L’OMS propose de nouvelles balises pour lutter contre la contrebande

Convention-cadre de l'OMS pour la lutte antitabac

Le rôle du Secrétariat de la Convention-cadre de ‎l’OMS pour la lutte antitabac est de soutenir la mise en oeuvre de la Convention et du Protocole pour éliminer le commerce illicite des produits du tabac. Crédit photo : Secrétariat de la Convention-cadre de l’OMS pour la lutte antitabac.

Meilleur marché que le tabac légal, mais tout aussi nocif que lui, le tabac de contrebande pénalise les finances publiques, compromet la cessation tabagique et nuit à la santé de la population. Le Protocole pour éliminer le commerce illicite des produits du tabac, entré en vigueur en septembre 2018, constitue un nouvel outil pour combattre la contrebande, qui accaparerait environ 10 % du marché mondial du tabac, soit une part équivalente à celle du Québec.

Ce Protocole dérive de la Convention-cadre de l’OMS pour la lutte antitabac. Adopté en 2012, le Protocole a pris effet lorsque 40 pays l’ont ratifié. À l’heure actuelle, près de 50 pays ont procédé à la ratification. Le Canada, toutefois, ne fait pas encore partie de cette liste. Il gagnerait pourtant à ratifier cette entente, comme il a ratifié la Convention, et à en appliquer les mesures.
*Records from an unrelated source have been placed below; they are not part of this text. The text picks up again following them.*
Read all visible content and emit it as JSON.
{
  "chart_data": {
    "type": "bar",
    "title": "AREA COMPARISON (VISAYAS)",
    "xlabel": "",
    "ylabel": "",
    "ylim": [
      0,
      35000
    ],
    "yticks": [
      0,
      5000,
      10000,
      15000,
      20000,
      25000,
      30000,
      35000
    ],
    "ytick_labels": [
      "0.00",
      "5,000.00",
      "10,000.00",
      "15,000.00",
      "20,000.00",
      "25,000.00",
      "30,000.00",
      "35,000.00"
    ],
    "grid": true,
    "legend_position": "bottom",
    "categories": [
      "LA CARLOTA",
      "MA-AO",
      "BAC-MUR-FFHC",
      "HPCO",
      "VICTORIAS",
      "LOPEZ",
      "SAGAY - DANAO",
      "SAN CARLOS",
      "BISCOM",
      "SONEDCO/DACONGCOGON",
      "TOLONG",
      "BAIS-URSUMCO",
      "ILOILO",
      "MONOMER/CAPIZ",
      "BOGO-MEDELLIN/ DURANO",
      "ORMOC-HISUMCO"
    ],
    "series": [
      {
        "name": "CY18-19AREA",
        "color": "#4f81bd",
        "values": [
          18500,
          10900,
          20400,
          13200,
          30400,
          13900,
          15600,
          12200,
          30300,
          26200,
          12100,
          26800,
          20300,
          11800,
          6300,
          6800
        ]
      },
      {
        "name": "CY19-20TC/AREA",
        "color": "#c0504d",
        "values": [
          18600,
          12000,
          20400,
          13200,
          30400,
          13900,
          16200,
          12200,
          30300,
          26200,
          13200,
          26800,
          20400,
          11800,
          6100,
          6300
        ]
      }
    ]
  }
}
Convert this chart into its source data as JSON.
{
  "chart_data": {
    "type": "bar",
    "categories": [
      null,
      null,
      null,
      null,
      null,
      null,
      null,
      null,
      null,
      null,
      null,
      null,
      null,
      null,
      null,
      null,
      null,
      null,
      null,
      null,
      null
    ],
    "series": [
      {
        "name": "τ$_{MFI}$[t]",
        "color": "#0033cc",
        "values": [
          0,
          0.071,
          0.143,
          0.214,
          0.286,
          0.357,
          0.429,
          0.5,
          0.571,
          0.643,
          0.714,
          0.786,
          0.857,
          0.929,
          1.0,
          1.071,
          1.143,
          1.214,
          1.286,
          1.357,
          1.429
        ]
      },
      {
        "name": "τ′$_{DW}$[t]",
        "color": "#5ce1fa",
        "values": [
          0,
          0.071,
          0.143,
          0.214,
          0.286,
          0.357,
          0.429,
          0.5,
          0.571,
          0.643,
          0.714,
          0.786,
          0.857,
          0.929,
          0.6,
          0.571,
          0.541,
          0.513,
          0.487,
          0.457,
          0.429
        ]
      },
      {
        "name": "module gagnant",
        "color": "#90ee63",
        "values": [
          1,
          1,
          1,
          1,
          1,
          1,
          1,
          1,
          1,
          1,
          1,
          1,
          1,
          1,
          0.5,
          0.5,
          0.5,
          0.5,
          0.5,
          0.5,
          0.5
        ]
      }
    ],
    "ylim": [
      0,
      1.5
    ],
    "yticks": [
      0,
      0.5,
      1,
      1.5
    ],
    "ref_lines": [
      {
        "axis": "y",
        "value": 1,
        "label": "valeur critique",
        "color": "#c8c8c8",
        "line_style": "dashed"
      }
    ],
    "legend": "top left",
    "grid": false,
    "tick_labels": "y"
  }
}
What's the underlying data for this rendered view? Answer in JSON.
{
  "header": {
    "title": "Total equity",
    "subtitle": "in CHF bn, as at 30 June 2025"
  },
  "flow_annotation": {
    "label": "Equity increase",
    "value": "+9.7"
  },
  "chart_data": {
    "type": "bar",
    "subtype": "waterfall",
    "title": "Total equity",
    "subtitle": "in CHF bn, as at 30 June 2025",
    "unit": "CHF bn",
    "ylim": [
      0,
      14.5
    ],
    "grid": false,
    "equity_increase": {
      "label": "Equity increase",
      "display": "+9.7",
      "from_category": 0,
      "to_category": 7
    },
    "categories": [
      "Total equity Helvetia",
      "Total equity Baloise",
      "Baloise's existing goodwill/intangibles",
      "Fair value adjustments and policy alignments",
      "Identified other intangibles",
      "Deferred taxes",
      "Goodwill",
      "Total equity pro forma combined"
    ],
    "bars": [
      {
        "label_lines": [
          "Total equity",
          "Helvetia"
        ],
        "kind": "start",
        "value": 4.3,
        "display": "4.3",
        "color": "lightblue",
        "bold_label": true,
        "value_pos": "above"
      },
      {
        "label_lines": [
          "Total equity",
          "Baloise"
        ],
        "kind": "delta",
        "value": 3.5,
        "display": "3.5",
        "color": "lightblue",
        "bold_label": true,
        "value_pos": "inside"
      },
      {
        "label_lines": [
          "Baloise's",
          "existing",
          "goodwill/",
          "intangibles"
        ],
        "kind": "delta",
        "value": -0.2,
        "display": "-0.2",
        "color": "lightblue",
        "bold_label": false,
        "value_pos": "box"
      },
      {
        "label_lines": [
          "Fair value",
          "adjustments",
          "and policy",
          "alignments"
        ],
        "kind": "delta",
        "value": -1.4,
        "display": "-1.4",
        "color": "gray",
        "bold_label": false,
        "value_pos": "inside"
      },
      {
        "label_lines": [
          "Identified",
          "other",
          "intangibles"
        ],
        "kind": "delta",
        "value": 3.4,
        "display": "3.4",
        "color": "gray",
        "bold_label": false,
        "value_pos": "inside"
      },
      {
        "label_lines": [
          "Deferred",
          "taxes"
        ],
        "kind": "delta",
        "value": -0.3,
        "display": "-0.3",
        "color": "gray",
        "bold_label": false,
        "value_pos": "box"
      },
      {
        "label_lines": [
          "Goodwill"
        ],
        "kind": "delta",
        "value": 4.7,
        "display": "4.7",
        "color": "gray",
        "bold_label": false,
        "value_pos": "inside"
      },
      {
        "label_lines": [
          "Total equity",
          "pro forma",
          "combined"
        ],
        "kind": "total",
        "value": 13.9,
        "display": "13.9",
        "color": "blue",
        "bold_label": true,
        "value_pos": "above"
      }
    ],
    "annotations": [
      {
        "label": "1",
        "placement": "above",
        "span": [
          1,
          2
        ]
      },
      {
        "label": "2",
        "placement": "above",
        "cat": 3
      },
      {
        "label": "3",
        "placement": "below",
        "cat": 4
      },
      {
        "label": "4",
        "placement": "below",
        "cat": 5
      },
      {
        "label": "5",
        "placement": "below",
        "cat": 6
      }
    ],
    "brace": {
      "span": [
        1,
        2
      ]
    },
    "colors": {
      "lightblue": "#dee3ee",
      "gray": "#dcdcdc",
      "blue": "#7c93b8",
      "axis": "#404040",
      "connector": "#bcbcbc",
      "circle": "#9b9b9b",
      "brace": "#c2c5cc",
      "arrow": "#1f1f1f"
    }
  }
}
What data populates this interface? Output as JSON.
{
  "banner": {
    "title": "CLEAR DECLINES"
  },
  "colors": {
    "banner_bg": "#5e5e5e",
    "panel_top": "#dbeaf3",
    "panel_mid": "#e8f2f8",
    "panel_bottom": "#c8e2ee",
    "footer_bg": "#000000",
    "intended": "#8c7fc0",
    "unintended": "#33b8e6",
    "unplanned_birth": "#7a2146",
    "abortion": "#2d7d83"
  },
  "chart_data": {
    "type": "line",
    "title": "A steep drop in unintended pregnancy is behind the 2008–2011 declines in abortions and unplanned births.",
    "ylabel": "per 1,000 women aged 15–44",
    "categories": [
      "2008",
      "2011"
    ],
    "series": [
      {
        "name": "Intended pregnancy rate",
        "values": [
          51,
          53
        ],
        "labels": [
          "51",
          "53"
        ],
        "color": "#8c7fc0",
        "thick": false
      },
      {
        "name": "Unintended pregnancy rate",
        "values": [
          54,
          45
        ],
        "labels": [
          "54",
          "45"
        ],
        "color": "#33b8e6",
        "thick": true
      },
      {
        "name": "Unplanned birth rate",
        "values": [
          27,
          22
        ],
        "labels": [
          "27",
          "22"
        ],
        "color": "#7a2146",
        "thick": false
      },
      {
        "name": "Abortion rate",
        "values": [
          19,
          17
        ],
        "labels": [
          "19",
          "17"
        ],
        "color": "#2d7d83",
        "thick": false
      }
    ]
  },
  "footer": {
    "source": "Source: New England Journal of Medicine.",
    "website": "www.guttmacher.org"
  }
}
Ce nouveau traité vise particulièrement à sécuriser la chaîne logistique du tabac, c’est-à-dire le chemin qu’il parcourt depuis le champ du tabaculteur jusqu’aux mains du fumeur, en passant par les manufacturiers, les grossistes et les détaillants. Pour ce faire, le Protocole propose des outils encore inexistants au Québec et au Canada, comme la mise en place au cours des cinq prochaines années d’un système mondial de suivi et de traçabilité. Ce système s’appuiera sur des mécanismes exigés de longue date par les groupes de santé québécois et canadiens, comme la restriction ou l’interdiction des ventes de tabac en franchise de droits (duty free). Au Canada, un meilleur système de suivi et de traçabilité permettrait notamment de contrôler plus facilement la destination du tabac ontarien. Actuellement, une partie de celui-ci termine son parcours sur des territoires autochtones, dans des usines illégales qui ne possèdent pas les permis requis des fabricants de produits du tabac. La première rencontre de la cinquantaine de pays qui ont ratifié le Protocole à ce jour aura lieu en octobre. Sans le Canada.